The influence of Ted’s memories of Springfield can be seen throughout his work. Drawings of Horton the Elephant meandering along streams in the Jungle of Nool, for example, mirror the watercourses in Springfield’s Forest Park from the period. The fanciful truck driven by Sylvester McMonkey McBean in The Sneetches could well be the Knox tractor that young Ted saw on the streets of Springfield. In addition to its name, Ted’s first children’s book, And to Think That I Saw It On Mulberry Street, is filled with Springfield imagery, including a look-alike of Mayor Fordis Parker on the reviewing stand, and police officers riding red motorcycles, the traditional color of Springfield’s famed Indian Motocycles.

Ted left Springfield as a teenager to attend Dartmouth College, where he became editor-in-chief of the Jack-O-Lantern, Dartmouth’s humor magazine, signing his work as “Seuss.” This is the first record of the “Seuss” pseudonym, which was both Ted’s middle name and his mother’s maiden name.

To please his father, who wanted him to be a college professor, Ted went on to Oxford University in England after graduation. However, his academic studies bored him, and he decided to tour Europe instead. Oxford did provide him the opportunity to meet a classmate, Helen Palmer, who not only became his first wife, but also a children’s author and book editor.

After returning to the United States, Ted began to pursue a career as a cartoonist. Viking Press offered him a contract to illustrate a collection of silly children’s sayings called Boners, which also meant “bloopers.” Although the book was not a commercial success, the illustrations received great reviews, providing Ted with his first “big break” into children’s literature. It took a great deal of persistence,  however, to publish the first book that he both wrote and illustrated, And to Think That I Saw It On Mulberry Street. It was rejected 27 times before being published by Vanguard Press.
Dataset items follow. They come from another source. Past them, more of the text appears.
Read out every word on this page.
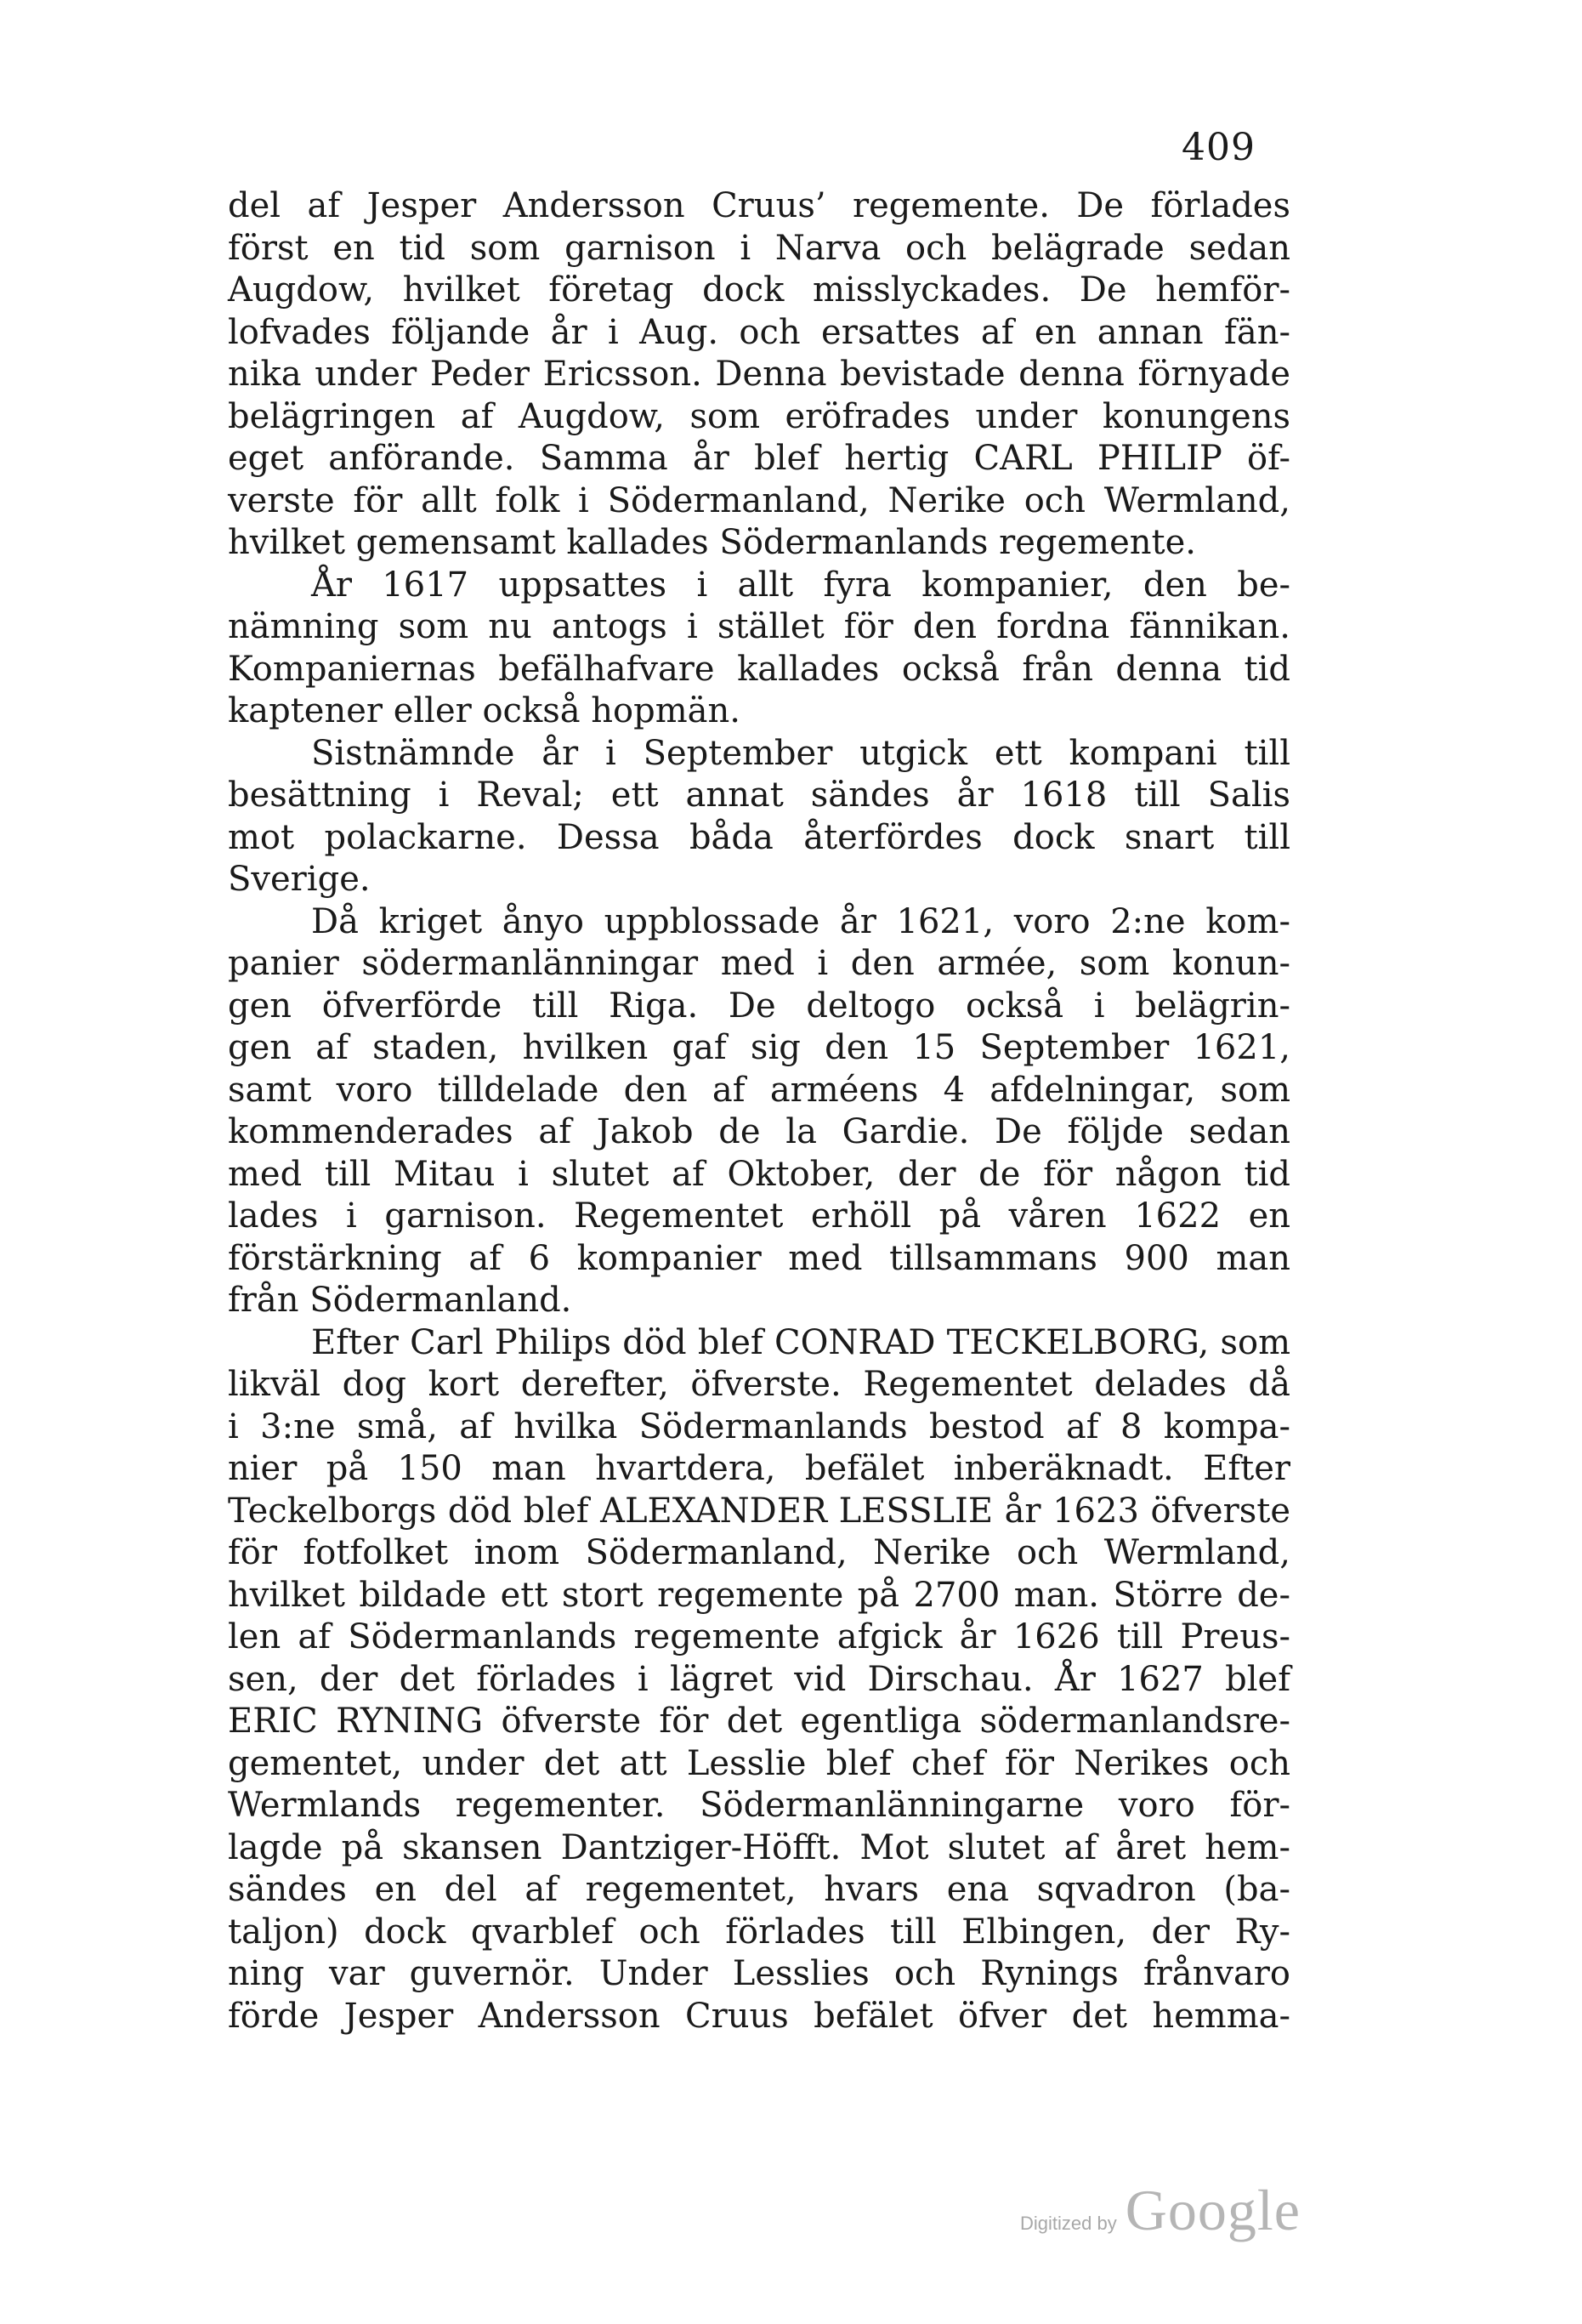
409
del af Jesper Andersson Cruus’ regemente. De förlades
först en tid som garnison i Narva och belägrade sedan
Augdow, hvilket företag dock misslyckades. De hemför-
lofvades följande år i Aug. och ersattes af en annan fän-
nika under Peder Ericsson. Denna bevistade denna förnyade
belägringen af Augdow, som eröfrades under konungens
eget anförande. Samma år blef hertig CARL PHILIP öf-
verste för allt folk i Södermanland, Nerike och Wermland,
hvilket gemensamt kallades Södermanlands regemente.
År 1617 uppsattes i allt fyra kompanier, den be-
nämning som nu antogs i stället för den fordna fännikan.
Kompaniernas befälhafvare kallades också från denna tid
kaptener eller också hopmän.
Sistnämnde år i September utgick ett kompani till
besättning i Reval; ett annat sändes år 1618 till Salis
mot polackarne. Dessa båda återfördes dock snart till
Sverige.
Då kriget ånyo uppblossade år 1621, voro 2:ne kom-
panier södermanlänningar med i den armée, som konun-
gen öfverförde till Riga. De deltogo också i belägrin-
gen af staden, hvilken gaf sig den 15 September 1621,
samt voro tilldelade den af arméens 4 afdelningar, som
kommenderades af Jakob de la Gardie. De följde sedan
med till Mitau i slutet af Oktober, der de för någon tid
lades i garnison. Regementet erhöll på våren 1622 en
förstärkning af 6 kompanier med tillsammans 900 man
från Södermanland.
Efter Carl Philips död blef CONRAD TECKELBORG, som
likväl dog kort derefter, öfverste. Regementet delades då
i 3:ne små, af hvilka Södermanlands bestod af 8 kompa-
nier på 150 man hvartdera, befälet inberäknadt. Efter
Teckelborgs död blef ALEXANDER LESSLIE år 1623 öfverste
för fotfolket inom Södermanland, Nerike och Wermland,
hvilket bildade ett stort regemente på 2700 man. Större de-
len af Södermanlands regemente afgick år 1626 till Preus-
sen, der det förlades i lägret vid Dirschau. År 1627 blef
ERIC RYNING öfverste för det egentliga södermanlandsre-
gementet, under det att Lesslie blef chef för Nerikes och
Wermlands regementer. Södermanlänningarne voro för-
lagde på skansen Dantziger-Höfft. Mot slutet af året hem-
sändes en del af regementet, hvars ena sqvadron (ba-
taljon) dock qvarblef och förlades till Elbingen, der Ry-
ning var guvernör. Under Lesslies och Rynings frånvaro
förde Jesper Andersson Cruus befälet öfver det hemma-
Digitized by Google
The Cat in the Hat, perhaps the defining book of Ted’s career, developed as part of a unique joint venture between Houghton Mifflin (Vanguard Press) and Random House. Houghton Mifflin asked Ted to write and illustrate a children’s primer using only 225 “new-reader” vocabulary words. Because he was under contract to Random House, Random House obtained the trade publication rights, and Houghton Mifflin kept the school rights. With the release of The Cat in the Hat, Ted became the definitive children’s book author and illustrator.
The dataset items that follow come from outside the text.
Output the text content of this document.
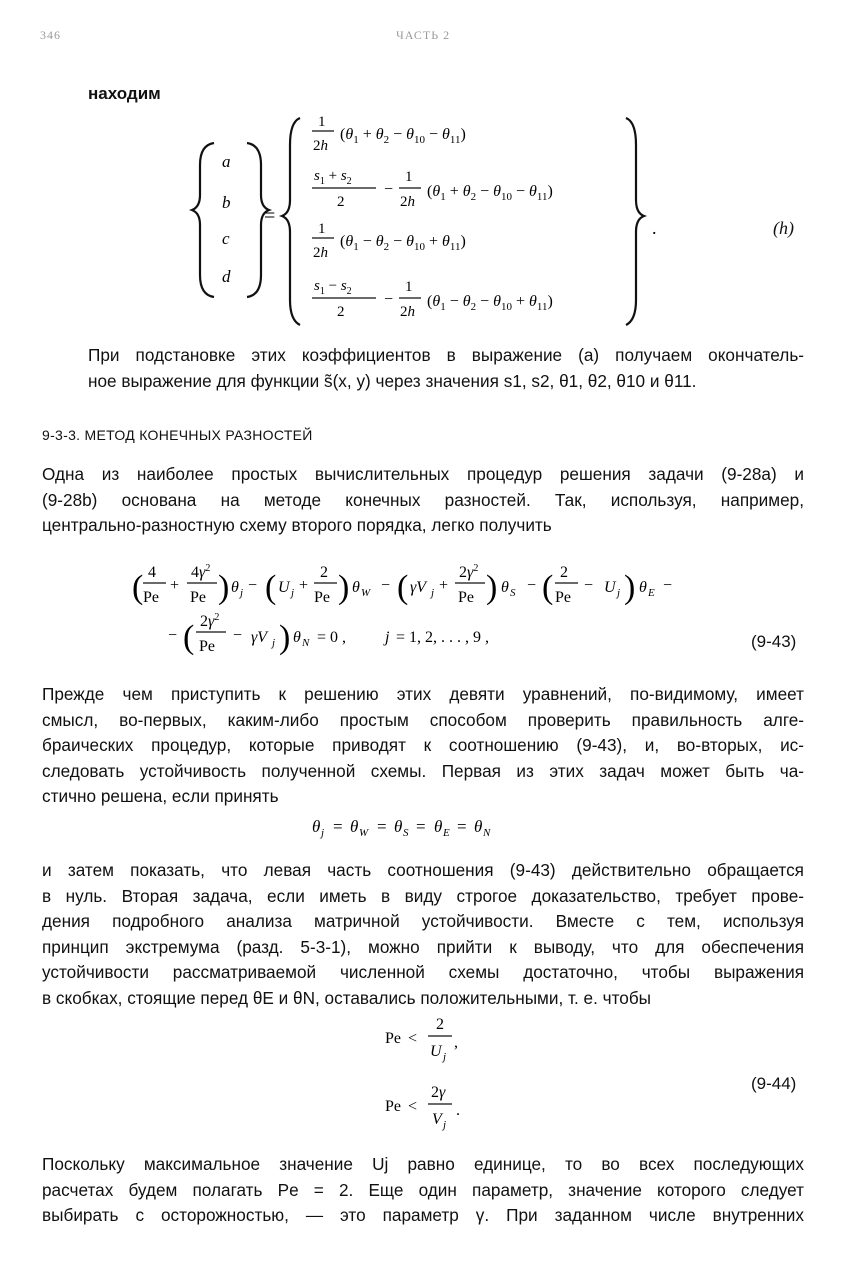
346	ЧАСТЬ 2
находим
a
b
c
d
=
1
2h
$(\theta_1 + \theta_2 - \theta_{10} - \theta_{11})$
$s_1 + s_2$
2
−
1
2h
$(\theta_1 + \theta_2 - \theta_{10} - \theta_{11})$
1
2h
$(\theta_1 - \theta_2 - \theta_{10} + \theta_{11})$
$s_1 - s_2$
2
−
1
2h
$(\theta_1 - \theta_2 - \theta_{10} + \theta_{11})$
.	(h)
При подстановке этих коэффициентов в выражение (a) получаем окончатель-
ное выражение для функции s̃(x, y) через значения s1, s2, θ1, θ2, θ10 и θ11.
9-3-3. МЕТОД КОНЕЧНЫХ РАЗНОСТЕЙ
Одна из наиболее простых вычислительных процедур решения задачи (9-28a) и
(9-28b) основана на методе конечных разностей. Так, используя, например,
центрально-разностную схему второго порядка, легко получить
( 4
Pe
+
$4\gamma^2$
Pe ) θ j − ( U j +
2
Pe ) θ W − ( γV j +
$2\gamma^2$
Pe ) θ S − ( 2
Pe
− U j ) θ E −
− ( $2\gamma^2$
Pe
− γV j ) θ N = 0 , j = 1, 2, . . . , 9 ,	(9-43)
Прежде чем приступить к решению этих девяти уравнений, по-видимому, имеет
смысл, во-первых, каким-либо простым способом проверить правильность алге-
браических процедур, которые приводят к соотношению (9-43), и, во-вторых, ис-
следовать устойчивость полученной схемы. Первая из этих задач может быть ча-
стично решена, если принять
θ j = θ W = θ S = θ E = θ N
и затем показать, что левая часть соотношения (9-43) действительно обращается
в нуль. Вторая задача, если иметь в виду строгое доказательство, требует прове-
дения подробного анализа матричной устойчивости. Вместе с тем, используя
принцип экстремума (разд. 5-3-1), можно прийти к выводу, что для обеспечения
устойчивости рассматриваемой численной схемы достаточно, чтобы выражения
в скобках, стоящие перед θE и θN, оставались положительными, т. е. чтобы
Pe <
2
U j
,
Pe <
2γ
V j
.
(9-44)
Поскольку максимальное значение Uj равно единице, то во всех последующих
расчетах будем полагать Pe = 2. Еще один параметр, значение которого следует
выбирать с осторожностью, — это параметр γ. При заданном числе внутренних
At the time of his death on Sept. 24, 1991, Ted had written and illustrated 44 children’s books, including such all-time favorites as Green Eggs and Ham, Oh, the Places You’ll Go! Fox in Socks and How the Grinch Stole Christmas! His books have been translated into more than 30 languages. Over 200 million copies had found their way into homes and hearts around the world.

Besides the books, his works have provided the source for 11 children’s television specials, a Broadway musical and a feature-length motion picture. Other major motion pictures are on the way.

His honors included two Academy awards, two Emmy awards, a Peabody award and the Pulitzer Prize.